Inferencer module¶
inferencer.py¶
Wrapper around the csvtype_ext Python bindings.
Examples
from csvtype.inferencer import Inferencer as Inf
from csvtype.patterns import alpha_patterns, int_patterns, default_na_values
import pandas as pd
df = pd.DataFrame({
'mostly_alpha': ['a', 'b', 'c', 1, 1.0],
'mostly_int': [0, 'a', 2, 64, 'NA']
})
df.to_csv('test.csv', sep=';', index=False)

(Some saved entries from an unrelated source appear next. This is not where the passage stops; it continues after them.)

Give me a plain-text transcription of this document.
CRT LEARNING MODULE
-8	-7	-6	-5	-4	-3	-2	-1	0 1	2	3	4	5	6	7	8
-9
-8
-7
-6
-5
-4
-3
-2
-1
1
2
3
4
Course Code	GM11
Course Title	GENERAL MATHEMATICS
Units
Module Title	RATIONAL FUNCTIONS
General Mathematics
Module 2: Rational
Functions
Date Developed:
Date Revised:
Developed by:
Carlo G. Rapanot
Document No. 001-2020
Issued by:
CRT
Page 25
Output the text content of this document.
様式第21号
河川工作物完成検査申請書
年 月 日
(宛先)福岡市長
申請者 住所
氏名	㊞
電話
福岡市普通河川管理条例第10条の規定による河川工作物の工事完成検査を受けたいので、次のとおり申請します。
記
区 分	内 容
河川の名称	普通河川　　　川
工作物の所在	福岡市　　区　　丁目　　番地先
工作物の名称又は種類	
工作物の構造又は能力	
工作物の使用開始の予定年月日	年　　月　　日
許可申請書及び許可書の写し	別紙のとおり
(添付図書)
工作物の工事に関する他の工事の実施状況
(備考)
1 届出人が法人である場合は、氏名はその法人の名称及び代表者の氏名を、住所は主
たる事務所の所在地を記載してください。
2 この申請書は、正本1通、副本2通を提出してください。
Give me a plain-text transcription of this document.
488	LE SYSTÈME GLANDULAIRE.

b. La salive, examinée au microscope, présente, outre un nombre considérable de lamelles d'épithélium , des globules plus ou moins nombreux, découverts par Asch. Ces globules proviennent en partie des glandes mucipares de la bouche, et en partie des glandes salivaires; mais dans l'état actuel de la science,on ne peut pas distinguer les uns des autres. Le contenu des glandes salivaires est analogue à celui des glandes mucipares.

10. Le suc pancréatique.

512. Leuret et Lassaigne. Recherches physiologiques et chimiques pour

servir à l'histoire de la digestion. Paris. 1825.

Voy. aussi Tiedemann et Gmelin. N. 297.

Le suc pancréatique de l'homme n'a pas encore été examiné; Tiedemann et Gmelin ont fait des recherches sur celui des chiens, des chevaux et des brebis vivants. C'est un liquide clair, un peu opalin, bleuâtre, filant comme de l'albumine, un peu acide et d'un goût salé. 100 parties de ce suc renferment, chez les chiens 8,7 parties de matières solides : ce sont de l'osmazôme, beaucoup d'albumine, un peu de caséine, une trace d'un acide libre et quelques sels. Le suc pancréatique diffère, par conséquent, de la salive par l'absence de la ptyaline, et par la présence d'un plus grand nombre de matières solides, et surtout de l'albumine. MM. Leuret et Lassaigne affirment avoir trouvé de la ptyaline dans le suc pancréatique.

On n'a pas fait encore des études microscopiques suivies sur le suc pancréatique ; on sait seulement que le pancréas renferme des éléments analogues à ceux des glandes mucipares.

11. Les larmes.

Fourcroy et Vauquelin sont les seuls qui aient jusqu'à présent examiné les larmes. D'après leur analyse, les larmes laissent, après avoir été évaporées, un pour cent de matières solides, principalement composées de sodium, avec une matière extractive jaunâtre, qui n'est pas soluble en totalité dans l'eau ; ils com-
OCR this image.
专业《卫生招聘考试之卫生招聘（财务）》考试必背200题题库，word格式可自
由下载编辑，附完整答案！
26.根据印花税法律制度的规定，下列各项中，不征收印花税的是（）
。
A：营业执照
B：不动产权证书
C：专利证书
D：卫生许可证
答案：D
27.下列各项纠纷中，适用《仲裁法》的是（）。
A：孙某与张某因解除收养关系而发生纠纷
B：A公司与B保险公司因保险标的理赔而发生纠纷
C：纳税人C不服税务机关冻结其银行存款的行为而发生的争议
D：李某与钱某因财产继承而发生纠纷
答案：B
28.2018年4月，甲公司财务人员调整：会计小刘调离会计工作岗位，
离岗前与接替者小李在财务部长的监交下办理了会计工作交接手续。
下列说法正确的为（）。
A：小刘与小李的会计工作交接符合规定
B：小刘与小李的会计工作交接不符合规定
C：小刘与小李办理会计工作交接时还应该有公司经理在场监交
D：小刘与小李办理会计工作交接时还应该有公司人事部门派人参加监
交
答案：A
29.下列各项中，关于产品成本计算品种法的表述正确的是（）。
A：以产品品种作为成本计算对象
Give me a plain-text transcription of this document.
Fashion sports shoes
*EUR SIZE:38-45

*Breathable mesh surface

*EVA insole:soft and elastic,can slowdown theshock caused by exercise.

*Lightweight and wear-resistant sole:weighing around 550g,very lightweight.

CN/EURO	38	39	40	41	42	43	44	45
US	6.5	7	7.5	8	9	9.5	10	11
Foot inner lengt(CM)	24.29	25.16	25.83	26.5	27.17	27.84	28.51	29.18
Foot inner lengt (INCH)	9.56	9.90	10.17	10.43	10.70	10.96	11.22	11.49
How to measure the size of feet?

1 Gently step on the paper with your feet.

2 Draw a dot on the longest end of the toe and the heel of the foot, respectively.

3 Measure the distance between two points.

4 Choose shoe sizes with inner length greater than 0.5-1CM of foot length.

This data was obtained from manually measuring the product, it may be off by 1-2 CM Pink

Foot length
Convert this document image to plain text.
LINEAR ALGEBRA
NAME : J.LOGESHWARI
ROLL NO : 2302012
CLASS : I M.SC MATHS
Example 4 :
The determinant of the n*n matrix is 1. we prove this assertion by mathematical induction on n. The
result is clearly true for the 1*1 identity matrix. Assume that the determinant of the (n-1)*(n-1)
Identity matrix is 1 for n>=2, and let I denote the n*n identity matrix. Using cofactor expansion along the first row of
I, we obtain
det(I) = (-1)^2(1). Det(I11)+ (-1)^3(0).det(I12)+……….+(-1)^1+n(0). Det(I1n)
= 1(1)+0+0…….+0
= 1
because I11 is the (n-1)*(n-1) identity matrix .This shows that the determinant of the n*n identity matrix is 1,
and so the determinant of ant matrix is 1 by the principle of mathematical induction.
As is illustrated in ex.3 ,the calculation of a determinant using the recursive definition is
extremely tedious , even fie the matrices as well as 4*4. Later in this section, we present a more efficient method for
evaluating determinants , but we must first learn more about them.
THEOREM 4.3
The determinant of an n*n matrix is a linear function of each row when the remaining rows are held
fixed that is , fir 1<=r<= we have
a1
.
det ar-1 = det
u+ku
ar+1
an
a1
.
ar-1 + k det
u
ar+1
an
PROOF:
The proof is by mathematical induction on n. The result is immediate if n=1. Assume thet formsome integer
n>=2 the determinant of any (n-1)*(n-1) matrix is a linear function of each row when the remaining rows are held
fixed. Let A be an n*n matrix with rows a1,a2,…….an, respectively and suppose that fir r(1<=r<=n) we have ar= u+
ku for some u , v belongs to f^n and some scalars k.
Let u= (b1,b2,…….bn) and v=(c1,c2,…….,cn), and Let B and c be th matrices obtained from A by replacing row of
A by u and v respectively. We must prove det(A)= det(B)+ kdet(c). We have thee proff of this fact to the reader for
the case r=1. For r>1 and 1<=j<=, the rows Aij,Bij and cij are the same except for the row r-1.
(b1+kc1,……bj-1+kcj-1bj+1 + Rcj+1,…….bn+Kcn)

col_type_patterns = {'int': int_patterns, 'alpha': alpha_patterns}
inf = Inf(
filepath='test.csv',
delimiter=';',
col_type_patterns=col_type_patterns,
na_values=default_na_values
)
inf.infer_types()
print(inf.col_names)
['mostly_alpha', 'mostly_int']
print(inf.num_rows)
5
print(inf.col_type_candidates(pandas=True))
mostly_alpha mostly_int
int 0.2 0.6
alpha 0.6 0.2
NA 0.0 0.2
other 0.2 0.0
print(inf.most_likely_col_types())
{'mostly_alpha': 'alpha', 'mostly_int': 'int'}
-
class
csvtype.inferencer.Inferencer(*args: Any, **kwargs: Any) A wrapper around the Python bindings of the underlying C++ code, the csvtype_ext Inf class.
-
filepath The path to the CSV file to be processed
- Type
str
-
delimiter The delimiter of the CSV file to be processed
- Type
str
-
col_type_patterns A dict of str, list of strings pairs. The string keys represent the names of column types, while the list of strings belonging to that key are regex patterns to be used for inferring that column type.
- Type
dict of str, list of strings pairs, optional
-
na_values A set of strings that represent literal NA values. No regex matching will be used for these, but rather direct string matching.
- Type
set, optional
-
multithreading Whether to use a new thread for each field in a row in the CSV file. This might severely slow down the inferencing, depending on many factors such as the number of columns and the number of CPU cores.
- Type
bool, optional
-
save_types_file Whether to save the inferred types per field in a CSV file.
- Type
bool, optional
-
types_filepath The path to save the types file at.
- Type
str, optional
-
rolling_cache_window A rolling cache is used that might speed up the inferencing process, which is true if it’s likely that there are identical values in consecutive rows of one column. This rolling cached is kept for rolling_cache_window rows and then emptied. Changing this parameter might speed up or slow down the inferencing process.
- Type
int, optional
-
num_rows Read-only. The number of rows in the CSV file. Available after calling infer_types().
- Type
int
-
col_names Read-only. The column names of the CSV file. Available after calling infer_types(). Unnamed column will be named Untitled_<index>.
- Type
list of str
-
__init__(filepath: str = None, delimiter: str = ',', col_type_patterns: Dict[str, List[str]] = {'alpha': ['^[a-zA-Z]+$'], 'bool': ['^(true|false|yes|no|ja|nee|y|n|j|0|1|t|f|waar|onwaar)$'], 'date': ['^(\\d{1,2})(-|\\.|/)(\\d{1,2})(-|\\.|/)(\\d{2}|\\d{4})(\\s\\d{1,2}:\\d{1,2}:\\d{1,2})?(\\d{1,2}:\\d{1,2})?$', '^(\\d{1,2})/(\\d{1,2})/(\\d{2}|\\d{4})(\\s\\d{1,2}:\\d{1,2}:\\d{1,2})?(\\d{1,2}:\\d{1,2})?$', '^(\\d{2}|\\d{4})(-|\\.|/)(\\d{1,2})(-|\\.|/)(\\d{1,2})(\\s\\d{1,2}:\\d{1,2}:\\d{1,2})?(\\d{1,2}:\\d{1,2})?'], 'float': ['^([-+]?\\d*\\.\\d+)$'], 'int': ['^[-+]?\\d+$']}, na_values: Set[str] = {'', '#N/A', '#NA', '-1.#IND', '-1.#QNAN', '-NaN', '-nan', '1.#IND', '1.#QNAN', 'N/A', 'NA', 'NULL', 'NaN', 'n/a', 'nan', 'null'}, multithreading: bool = False, save_types_file: bool = False, types_filepath: str = '', rolling_cache_window: int = 5) → csvtype_ext.Inf Initializes the inferencer instance.
- Parameters
filepath (str) – The path to the CSV file to be processed
delimiter (str) – The delimiter of the CSV file to be processed
col_type_patterns (dict of str, list of strings pairs, optional) – A dict of str, list of strings pairs. The string keys represent the names of column types, while the list of strings belonging to that key are PCRE-style regex patterns to be used for inferring that column type.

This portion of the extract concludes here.